A lot of commentators have suggested that there is a left majority on the newly formed council, of eight. I am not so sure; I see a situation where we may see a couple of Councillors in the position of deciding a vote, and I am not sure they will always vote left, or right.
So I’m going to oversimplify this but, sometimes that makes it easier to understand.
My seven left-leaning Councillors are Pannett, Free, Foon, Matthews, O’Neill, Fitzsimons, and Day. Of those, Pannet, Free, Foon, Matthews, O’Neill, and Fitzsimons are always going to vote in the left direction because of their party allegiances, so that leaves a solid five left councillors with Day an independent, though, as Deputy she has always voted in line with the left and most likely would continue to do so.
So, we have;
Solid Left; five.
Probably Left; one.
My six right-leaning Councillors are Foster, Young, Woolf, Rush, Calvert, and Sparrow. Of those, we can’t rely on pretty much any to consistently vote right, because as you will notice, all of them are independent. So we do not have a solid right-leaning core at all.
So, we have;
Solid Left; five.
Probably Left; one.
Solid Right; none.
Probable Right; six.
Then we have the most interesting of creatures, the thinking Councillors that are likely to analyse things independent of their political affiliation and vote as they sit fit based on their determination of an issue. Often appearing as “flip-floppers” (if that is a thing) they are anything but. These are our wildcards and often will move the left and right block based on how they vote.
Our wildcards are then Condie and Paul. Between them, if we assume that the left and right always vote left and right, they could then roll every vote where they want it.
Let’s talk about these two for a minute, and why I think they don’t settle into the left or right naturally and are far more likely to vote issue by issue. They will tend to straddle the left and the right and cherry-pick issues based on their experience and professional background.
Condie is a definite thinker and a self-labelled “blue-green”, which proves my hypothesis.
Paul is a disruptor. She thinks very differently from the traditional, older, Councillors and is likely to kick stuff all over the place and question why it must follow that path. Which frankly, I am very much looking forward to.
Let’s take that a step further. Let’s say that there are Councillors who vote on ideological and party lines versus those that are thinkers.
The idealists are; Pannett, Foon, Matthews, O’Neill, and Fitzsimons.
You can see where I am going with this. There is a belief that the Council are left dominated and are simply going to vote idealistically every time, leading to a left-led group. But, it’s not that clear cut and voting issues are rarely that simple.

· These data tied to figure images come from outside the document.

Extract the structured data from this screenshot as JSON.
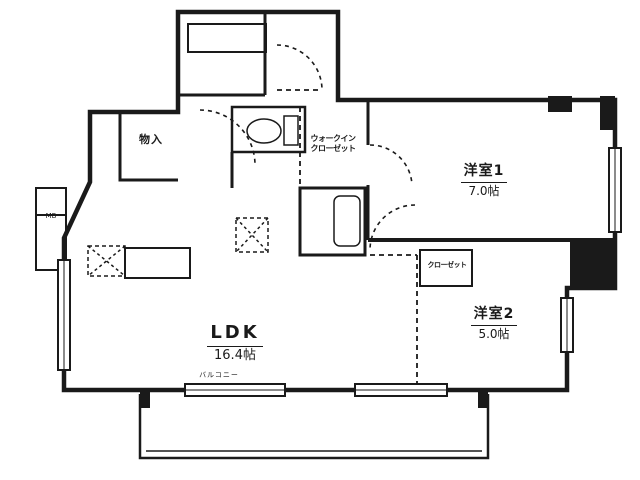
{
  "title": "間取り図",
  "colors": {
    "line": "#1a1a1a",
    "background": "#ffffff"
  },
  "rooms": {
    "ldk": {
      "name": "LDK",
      "size": "16.4帖"
    },
    "bedroom1": {
      "name": "洋室1",
      "size": "7.0帖"
    },
    "bedroom2": {
      "name": "洋室2",
      "size": "5.0帖"
    },
    "wic": {
      "line1": "ウォークイン",
      "line2": "クローゼット"
    },
    "storage": {
      "name": "物入"
    },
    "closet": {
      "name": "クローゼット"
    },
    "balcony": {
      "name": "バルコニー"
    },
    "meter_box": {
      "name": "MB"
    }
  },
  "fixtures": {
    "toilet": "toilet-bowl",
    "bathtub": "bathtub",
    "kitchen": "kitchen-counter",
    "refrigerator_space": "dashed-x-box",
    "washer_space": "dashed-x-box"
  }
}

I think that means we are going to see quite a variety of voting patterns over this triennium and most of them are going to come down to a) how the community feels about something swaying their Councillors and b) the information that Council officers provide to the Councillors on an issue.
We know that communities, for a variety of reasons, often get the wrong end of the stick (lack of good information and poor transparency) and can sway the vote in an incorrect direction.
We know that information from officers can be incorrect, bias, or simplistic. Or, they provide so much information in such a short period, that Councillors don’t have time to digest it, the Island Bay Cycleway was a classic example of this. I’m picking on officers a bit; it’s not always true that information falls into those categories though it is true that Councillors think that it might, based on their inherent bias.
Let’s try a test vote.
That other tunnel that has had so much media attention over the last week. On the face of it, it looks like a loser; media says that the Council is stacked left and they won’t vote for it given that it enables more cars.
But, if you say that to get mass transit (in whatever form) to the East, you need another tunnel, and, that the tunnel will cater for other cleaner modes of transport like cycling, walking, ride-share, and cars with four people in them, the picture changes.
The idealists will not vote for it on principle. Because of the town belt and stuff. But there aren’t enough of them to win. We’ve still got a lot of potential swing voters in the rest of the pack, so the thinkers are going to ask, what are the alternatives to get mass transit out East?
We know the answer to that, it’s driving it from the CBD, through the basin, right through Newtown, over the hill, right through Kilbirnie, and then onwards. The tunnel option takes us CBD, tunnel, Wellington Road, Cobham Drive.
The damage to Newtown and Kilbirnie is substantial. It will kill off small business in those areas (because of construction) and effect housing as it passes over the hill, and we know that these are suburbs that are already significantly suffering and struggling. Whereas the alternate route impacts no small business, and housing has already mostly been bought by the NZTA, so the effect is far less.
Then we throw in the “can we afford it” question. That’s an Andy question for the most part, given his experience. I am guessing the answer is no. LGWM is not free for Wellington, we are going to pay through the nose for it, and that will significantly increase both localised taxes and rates.
It’s not that easy, being a Councillor.
So how do you avoid stasis over three years? You look at your Council, which was elected by the residents and as such represents their wishes, and you only take issues to vote where you can be assured of a clear majority.
There are many, many issues of importance that fall into that category, and a smart Mayor and Council will focus on those to make progress.